ビジネス提案の挫折(会社員時代)

20代前半に途上国で2年間生活しました。

その後ITの会社に就職した際に、人件費の安い途上国でソフトウェア開発を
してはどうだろうかと常々思っていました。
まだ「オフショー開発」という言葉が無かった頃です。

会社での勤務に限界を感じ始めていた頃、この現状から逃れるために、途上国での開発を提案してみようと思い立ちました。

社員3000人の規模の会社で社長までの距離感は果てしないものがありましたが、ある時、意を決してこの提案を文章にして社長に直接送ってみました。
心臓がクバクでした。

すると翌日、返信が来たのです。
「B部長がその考えを持っているので相談してみてください。連絡しておきます」
心臓がまたもバクバクになりました。

B部長とは面識はありませんでしたが、変人のうわさは聞いていました。
部長とは言っても部下のいない部でなにをやっているのかはわかりませんでした。

社長からの直々の連絡なので、さっそくB部長にコンタクトを取りました。
「一度、昼食をとろう」とういことになり、あまり社内の人間が来ない場所でということでB部長から指定された場所は、職場からは少し離れたところでした。

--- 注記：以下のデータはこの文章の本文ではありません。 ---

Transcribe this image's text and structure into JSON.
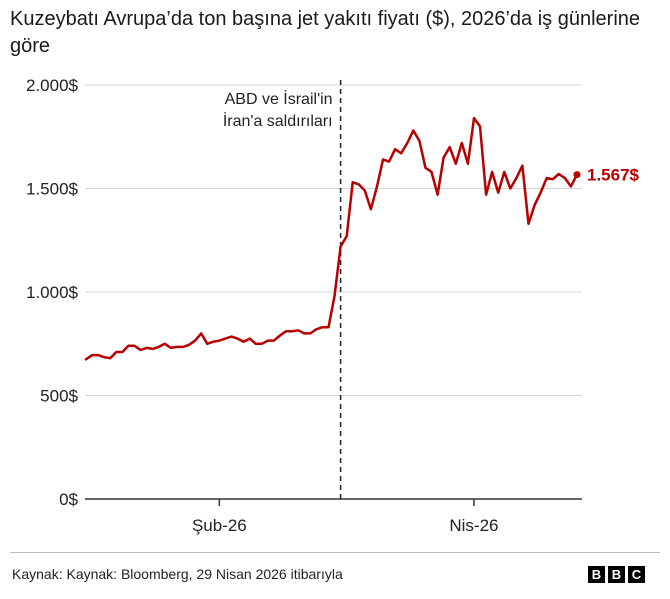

自分が2年間途上国に滞在したこと、この提案のことを熱く語ったのですが反応は特に無く、気難しい顔をして聞いていました。最後に

「くれぐれも他の者にこの話はしないように。具体化するまでにおおやけになったら、つぶされるからな」

と暗い顔で睨まれました。

その数日後、私の所属先のA部長から呼びだしを受けました。
私の提案が社長から送られてきたとのことでした。
A部長からは「君はアイデアマンだね」と嫌味を言われました。自分の頭越しに社長へ提案したことをこころよく思ってはいないようでした。

B部長の言う「具体化するまえにおおやけ」になってしまったことになります。

途上国でのソフトウェア開発の意気込みはしぼみ、B部長からの連絡もなく、こちらからもせず、ますます、この会社での勤務に限界を感じてきました。

今から考えると、私のやり方が稚拙だったと思います。
本当にやりたいのならば、このくらいの障害は乗り越えなければなりませんでした。でも、以前からこの会社に愛着が無かったこともあり、自分のビジネス提案を突き進める気力は簡単に失せてしまいました。

「やめるしかないかな」と退職へと心が傾きはじめました。